Common sense must prevail, she decided, regaining mastery over herself. If her mother’s plan was to work successfully, there had to be some sort of truce between them. Clasping her hands firmly before her, she swung round to face him. His appearance still disconcerted her but she was being illogical; size should be no bar to learning.
She took a deep breath for it was necessary to be businesslike. “Let there be no misunderstanding, master scholar. I do not like this . . . this perjury any more than you but I am grateful to you for agreeing to take on the task. We must be as efficient and
as thorough as we can so that you will not be delayed any more than necessary. As you rightly point out, we must spend the next two days discovering exactly what the archdeacon’s court will need to know and making sure that we tell the same tale.”
The stranger looked relieved at her matter-of-factness. He straightened up from the wall. “What I do not understand is why we do not go to a bishop and have done?”
“Did Mother not explain? The bishop is in my husband’s pocket.” He swore and she added, “I agree, it is usual for people of our status to have the matter settled privately and the archdeacon’s court usually hears cases from the common people, but Father Gilbert thinks it might be even better this way. Everyone will hear of the matter and the decision will be harder to set aside when my husband disputes it.”
“Very well, so be it,” he muttered grimly.
“Now we have to consider the next step. You have returned after two years. You are furious that I have remarried. I am bitter that you never sent me word. What should we do now?”

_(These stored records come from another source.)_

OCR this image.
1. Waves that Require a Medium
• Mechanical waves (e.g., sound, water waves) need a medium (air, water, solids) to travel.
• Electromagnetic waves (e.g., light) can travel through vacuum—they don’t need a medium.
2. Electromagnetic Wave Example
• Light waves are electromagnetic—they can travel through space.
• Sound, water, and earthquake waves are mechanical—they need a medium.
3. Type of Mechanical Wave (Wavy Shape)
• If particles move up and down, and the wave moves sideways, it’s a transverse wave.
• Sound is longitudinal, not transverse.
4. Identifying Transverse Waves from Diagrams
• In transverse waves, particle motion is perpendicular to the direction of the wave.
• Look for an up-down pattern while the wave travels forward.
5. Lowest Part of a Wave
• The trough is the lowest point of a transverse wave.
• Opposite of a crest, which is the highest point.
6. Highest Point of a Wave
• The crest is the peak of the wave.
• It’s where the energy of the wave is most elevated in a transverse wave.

A rare smile curled about his mouth. “Use your imagination, my lady. I know very well what I would want to do if I had been away for two years.” His look swept down over her breasts with calculating impudence.
“Yes, of course,” exclaimed Johanna, pinkening. “But I am still very angry with you.”
“You are?” The charm, fierce as a crossbolt, would have whammed pigeons from the sky.
“Please stop teasing me,” she snapped. “You would try and—”
“Kiss you? I would not try, madam, I would—”
“—do it?” She swallowed beneath that devastating smile. “No, you must remember I have a very sore and tender face.”
“My lady, if you forbade me your lips, then I should concentrate on the rest of you.”
“Oh.” The lady sat down again, thinking about it with so grave a frown that Geraint was in danger of putting aside his ill-temper with the whole business and laughing at the absurdity.
“Here is your repast, sir.” Lady Constance swept in, followed by the woman Yolonya carrying a tray of food, and let down a cup board from the dark oak aumbry. Yolonya set the repast there, then she dutifully lit a taper from the hearth and touched it to the candles in the wall cressets.